Last year, Philip Franks played Dr Watson to Peter Egan’s Sherlock Holmes in a technologically ambitious touring production of The Hound of the Baskervilles, and the veteran board treaders are playing the double act in The Secret of Sherlock Holmes, which opens at Richmond Theatre on Monday.

The play, written by Jeremy Paul, was first staged in the West End in 1988 with Jeremy Brett and Edward Hardwicke reprising their roles as Holmes and Watson from the popular TV series The Adventures of Sherlock Holmes, and Franks says that, compared to the The Hound of the Baskervilles, this production is a very different beast.

“It is not a gung-ho adventure like Baskervilles was – there is one big special effect but the show doesn’t rely on effects or big screens,” he says.

“This is a psychological drama and it has got all the thrills and spills you’d expect from a Sherlock Holmes story but it is much more about Holmes and Watson’s relationship.

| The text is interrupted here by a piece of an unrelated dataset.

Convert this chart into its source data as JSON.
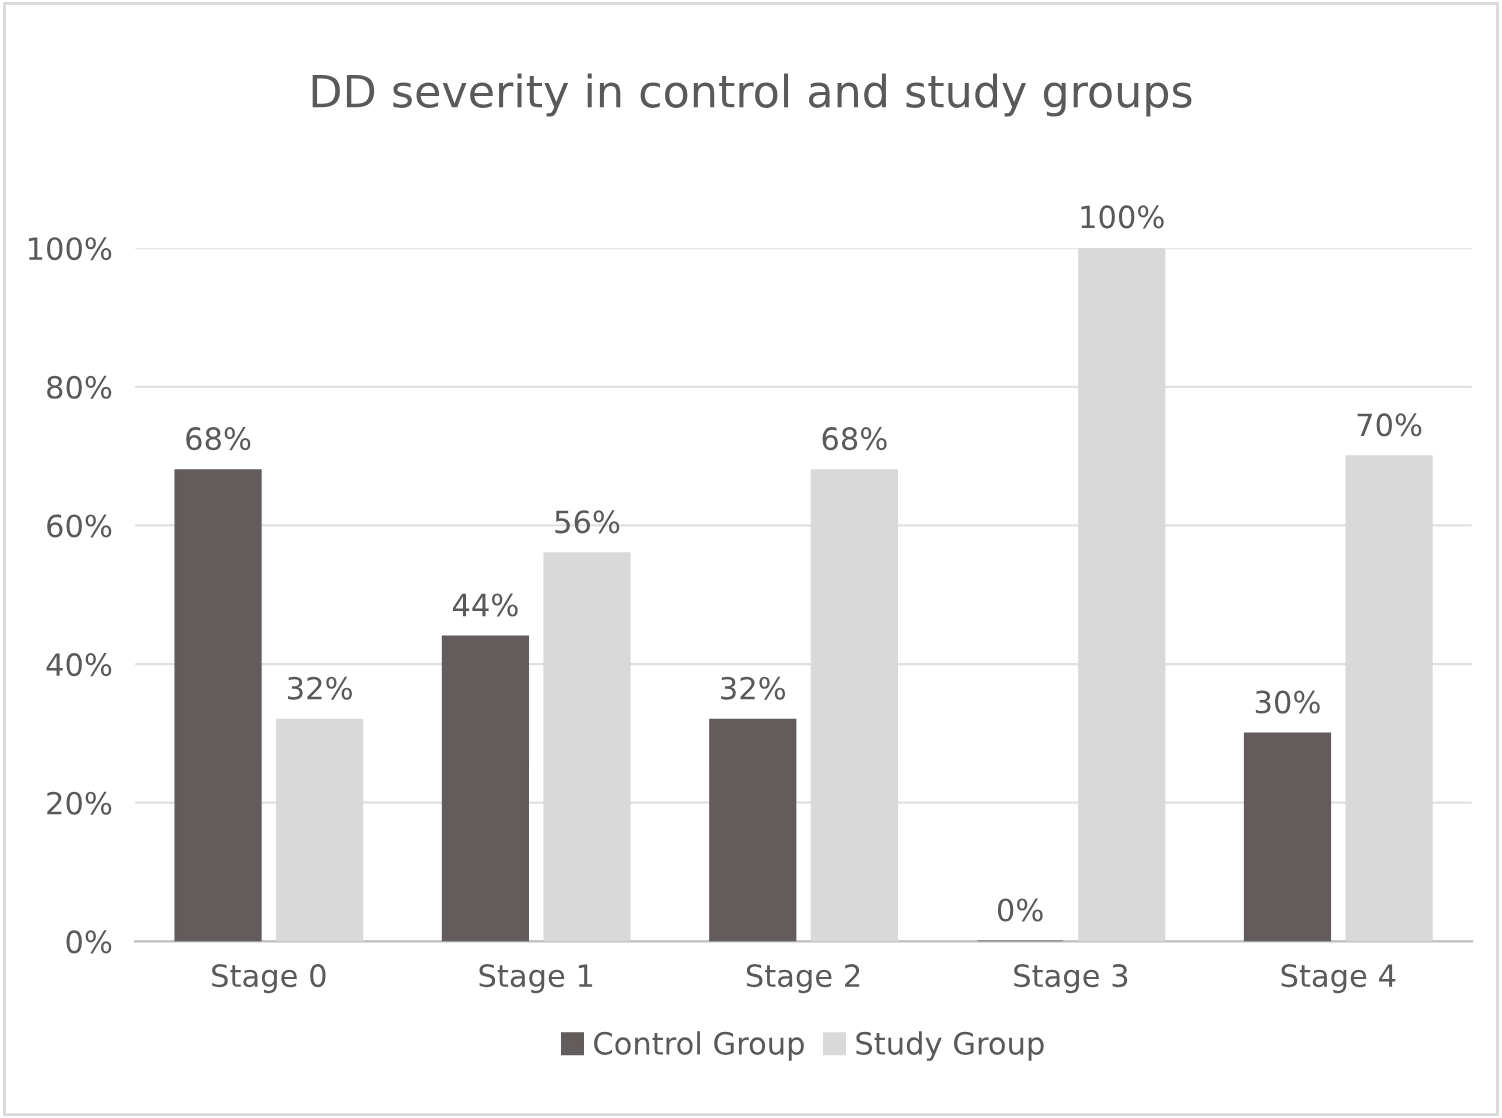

“It was also written with Jeremy Brett and Edward Hardwicke in mind, so you are getting an intelligent Watson, rather than a bumbling one, and a Holmes who is unstable.”

The first half of the play is a whistlestop tour of Watson and Holmes’s partnership, from their first meeting through to Conan Doyle’s attempt to kill Holmes off at Reichenbach Falls, with the second half being a mix of original material and elements taken from the final Holmes story, The Adventure of the Empty House.

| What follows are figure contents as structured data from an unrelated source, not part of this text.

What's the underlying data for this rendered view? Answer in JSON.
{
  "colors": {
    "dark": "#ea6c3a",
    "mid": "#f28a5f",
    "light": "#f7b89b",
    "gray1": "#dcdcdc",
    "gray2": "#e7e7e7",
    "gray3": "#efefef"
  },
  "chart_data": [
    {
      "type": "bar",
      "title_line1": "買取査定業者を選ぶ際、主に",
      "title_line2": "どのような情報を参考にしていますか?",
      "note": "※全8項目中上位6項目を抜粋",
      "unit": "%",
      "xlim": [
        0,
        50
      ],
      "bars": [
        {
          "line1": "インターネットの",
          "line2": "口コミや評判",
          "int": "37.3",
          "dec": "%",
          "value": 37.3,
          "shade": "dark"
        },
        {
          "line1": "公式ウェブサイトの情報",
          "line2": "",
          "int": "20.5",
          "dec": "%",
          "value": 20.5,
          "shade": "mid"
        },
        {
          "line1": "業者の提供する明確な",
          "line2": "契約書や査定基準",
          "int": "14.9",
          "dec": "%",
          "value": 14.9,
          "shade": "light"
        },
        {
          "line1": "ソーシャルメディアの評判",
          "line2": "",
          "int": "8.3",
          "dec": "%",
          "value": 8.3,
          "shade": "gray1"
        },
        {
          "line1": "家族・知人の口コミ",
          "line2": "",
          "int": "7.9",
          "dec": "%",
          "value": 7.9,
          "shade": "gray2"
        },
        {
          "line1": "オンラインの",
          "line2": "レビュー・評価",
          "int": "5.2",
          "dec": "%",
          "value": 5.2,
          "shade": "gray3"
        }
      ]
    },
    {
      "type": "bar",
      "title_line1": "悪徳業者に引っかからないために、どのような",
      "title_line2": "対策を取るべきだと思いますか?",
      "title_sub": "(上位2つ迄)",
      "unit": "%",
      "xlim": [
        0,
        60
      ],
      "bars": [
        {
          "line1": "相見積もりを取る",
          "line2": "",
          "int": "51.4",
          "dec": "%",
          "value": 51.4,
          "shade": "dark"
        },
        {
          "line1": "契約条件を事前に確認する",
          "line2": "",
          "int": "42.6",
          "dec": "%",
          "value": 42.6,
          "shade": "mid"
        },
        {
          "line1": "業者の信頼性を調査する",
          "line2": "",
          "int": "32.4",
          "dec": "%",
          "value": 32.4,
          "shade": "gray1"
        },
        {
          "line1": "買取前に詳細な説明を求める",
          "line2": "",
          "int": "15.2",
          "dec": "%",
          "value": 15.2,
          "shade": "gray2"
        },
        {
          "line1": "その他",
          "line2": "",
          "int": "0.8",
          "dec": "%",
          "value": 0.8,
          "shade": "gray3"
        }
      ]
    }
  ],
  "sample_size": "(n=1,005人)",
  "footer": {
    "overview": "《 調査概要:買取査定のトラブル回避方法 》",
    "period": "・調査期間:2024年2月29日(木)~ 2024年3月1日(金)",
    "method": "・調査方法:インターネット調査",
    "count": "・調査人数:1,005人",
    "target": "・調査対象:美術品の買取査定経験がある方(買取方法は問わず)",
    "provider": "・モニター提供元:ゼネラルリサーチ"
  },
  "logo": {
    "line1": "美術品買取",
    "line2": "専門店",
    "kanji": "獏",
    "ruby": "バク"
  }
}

Now, 123 years after the first Holmes story appeared, Conan Doyle’s creation continues to enthrall readers, theatre audiences and filmgoers alike.

In the summer, Guy Ritchie disproved the theory that he can’t even direct traffic by helming a phenomenally successful Sherlock Holmes film, with a sequel already in the pipeline.

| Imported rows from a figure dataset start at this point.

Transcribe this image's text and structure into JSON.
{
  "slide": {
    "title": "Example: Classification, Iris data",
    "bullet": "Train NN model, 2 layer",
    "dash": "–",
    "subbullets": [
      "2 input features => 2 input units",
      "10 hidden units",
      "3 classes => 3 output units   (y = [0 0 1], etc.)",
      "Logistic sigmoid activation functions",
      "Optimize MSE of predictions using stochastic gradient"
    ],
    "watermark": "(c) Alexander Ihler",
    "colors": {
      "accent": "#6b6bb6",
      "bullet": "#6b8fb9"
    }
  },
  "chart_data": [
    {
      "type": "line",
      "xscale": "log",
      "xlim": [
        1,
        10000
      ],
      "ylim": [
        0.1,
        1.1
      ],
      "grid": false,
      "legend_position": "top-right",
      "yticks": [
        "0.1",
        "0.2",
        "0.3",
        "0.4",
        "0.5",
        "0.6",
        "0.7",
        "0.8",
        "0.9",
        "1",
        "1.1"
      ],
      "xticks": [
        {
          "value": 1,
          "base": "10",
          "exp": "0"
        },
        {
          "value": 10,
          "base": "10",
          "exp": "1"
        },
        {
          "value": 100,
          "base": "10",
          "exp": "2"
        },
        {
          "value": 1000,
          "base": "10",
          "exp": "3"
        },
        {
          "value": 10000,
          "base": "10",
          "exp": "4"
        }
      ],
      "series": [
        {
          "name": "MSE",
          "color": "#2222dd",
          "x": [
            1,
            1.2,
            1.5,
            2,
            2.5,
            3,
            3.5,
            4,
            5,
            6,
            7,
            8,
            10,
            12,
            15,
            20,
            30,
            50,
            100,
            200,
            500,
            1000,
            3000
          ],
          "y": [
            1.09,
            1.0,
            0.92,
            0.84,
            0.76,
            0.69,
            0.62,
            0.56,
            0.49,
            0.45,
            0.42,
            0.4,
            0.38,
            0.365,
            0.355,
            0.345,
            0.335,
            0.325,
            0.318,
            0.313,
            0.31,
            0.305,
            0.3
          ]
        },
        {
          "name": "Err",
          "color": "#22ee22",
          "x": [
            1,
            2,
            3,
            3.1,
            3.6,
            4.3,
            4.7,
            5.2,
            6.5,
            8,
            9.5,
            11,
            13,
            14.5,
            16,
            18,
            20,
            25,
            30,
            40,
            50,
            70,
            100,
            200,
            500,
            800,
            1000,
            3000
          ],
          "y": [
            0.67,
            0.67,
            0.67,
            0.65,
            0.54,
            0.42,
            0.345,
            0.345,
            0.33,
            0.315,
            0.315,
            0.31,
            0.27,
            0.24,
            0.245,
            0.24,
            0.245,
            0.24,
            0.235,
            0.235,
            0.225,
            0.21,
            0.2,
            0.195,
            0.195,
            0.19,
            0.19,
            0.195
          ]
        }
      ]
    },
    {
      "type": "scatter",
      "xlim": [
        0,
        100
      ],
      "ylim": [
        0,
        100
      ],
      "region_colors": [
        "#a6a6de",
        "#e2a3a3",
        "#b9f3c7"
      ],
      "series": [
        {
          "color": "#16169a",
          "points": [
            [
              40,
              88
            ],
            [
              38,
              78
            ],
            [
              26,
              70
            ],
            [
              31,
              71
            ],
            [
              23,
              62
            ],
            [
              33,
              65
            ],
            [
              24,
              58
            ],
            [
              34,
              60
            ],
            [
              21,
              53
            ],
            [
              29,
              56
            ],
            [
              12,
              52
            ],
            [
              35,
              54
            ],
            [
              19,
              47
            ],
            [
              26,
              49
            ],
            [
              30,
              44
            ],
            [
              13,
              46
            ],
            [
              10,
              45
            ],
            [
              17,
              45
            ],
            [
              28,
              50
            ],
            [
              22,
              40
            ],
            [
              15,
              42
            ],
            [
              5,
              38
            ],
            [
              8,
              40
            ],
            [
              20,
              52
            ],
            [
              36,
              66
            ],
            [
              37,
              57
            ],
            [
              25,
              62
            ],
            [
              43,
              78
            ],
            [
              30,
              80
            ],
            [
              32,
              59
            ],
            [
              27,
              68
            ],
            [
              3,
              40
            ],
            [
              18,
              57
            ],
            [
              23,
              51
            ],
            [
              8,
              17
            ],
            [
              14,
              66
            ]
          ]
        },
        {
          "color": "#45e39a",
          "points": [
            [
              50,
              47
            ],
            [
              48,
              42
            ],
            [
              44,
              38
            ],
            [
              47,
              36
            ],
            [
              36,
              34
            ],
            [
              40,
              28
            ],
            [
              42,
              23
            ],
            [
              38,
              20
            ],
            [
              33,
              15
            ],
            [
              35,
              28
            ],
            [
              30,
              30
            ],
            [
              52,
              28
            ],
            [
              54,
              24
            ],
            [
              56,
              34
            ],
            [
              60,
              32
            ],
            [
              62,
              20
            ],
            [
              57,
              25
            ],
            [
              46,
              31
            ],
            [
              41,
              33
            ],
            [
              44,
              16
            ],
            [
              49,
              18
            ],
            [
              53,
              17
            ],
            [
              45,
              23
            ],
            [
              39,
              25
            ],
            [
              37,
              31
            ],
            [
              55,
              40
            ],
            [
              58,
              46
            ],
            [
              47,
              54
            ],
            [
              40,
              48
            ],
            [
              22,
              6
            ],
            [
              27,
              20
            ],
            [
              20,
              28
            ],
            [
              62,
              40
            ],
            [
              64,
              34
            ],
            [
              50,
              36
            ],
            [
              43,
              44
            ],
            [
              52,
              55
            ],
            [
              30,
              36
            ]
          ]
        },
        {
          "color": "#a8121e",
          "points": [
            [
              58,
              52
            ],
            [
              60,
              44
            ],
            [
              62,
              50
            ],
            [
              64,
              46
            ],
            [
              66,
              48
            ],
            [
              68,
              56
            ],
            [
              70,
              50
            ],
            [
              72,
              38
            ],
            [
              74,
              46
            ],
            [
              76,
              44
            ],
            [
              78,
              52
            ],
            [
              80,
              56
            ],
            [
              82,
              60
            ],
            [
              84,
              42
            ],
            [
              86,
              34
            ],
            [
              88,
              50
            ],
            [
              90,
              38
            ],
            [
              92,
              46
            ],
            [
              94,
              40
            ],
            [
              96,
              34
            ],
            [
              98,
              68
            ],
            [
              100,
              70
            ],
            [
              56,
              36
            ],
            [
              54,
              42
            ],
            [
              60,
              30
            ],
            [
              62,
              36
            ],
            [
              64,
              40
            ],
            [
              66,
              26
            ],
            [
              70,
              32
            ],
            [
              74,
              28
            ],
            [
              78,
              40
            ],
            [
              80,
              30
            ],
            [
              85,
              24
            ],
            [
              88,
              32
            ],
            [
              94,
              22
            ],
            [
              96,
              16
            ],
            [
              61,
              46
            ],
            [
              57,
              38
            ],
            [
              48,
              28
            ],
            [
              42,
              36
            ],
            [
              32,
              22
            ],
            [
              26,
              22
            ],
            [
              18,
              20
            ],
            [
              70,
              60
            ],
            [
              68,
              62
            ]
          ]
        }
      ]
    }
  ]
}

“Everyone loves a mystery, from an episode of Poirot to doing a crossword,” says Franks.

“There is a satisfying cleverness to the books and Conan Doyle hit upon one of the great literary double-acts of all time.

“They have such a hold on the imagination that we think of them as real people – once in a blue moon literary characters come along that have an autonymous life outside the fiction in which they appear.”

Is he worried how about following in the footsteps of Jude Law, who plays Watson in the Ritchie picture?

“I’m obviously much better looking,” he replies with a laugh.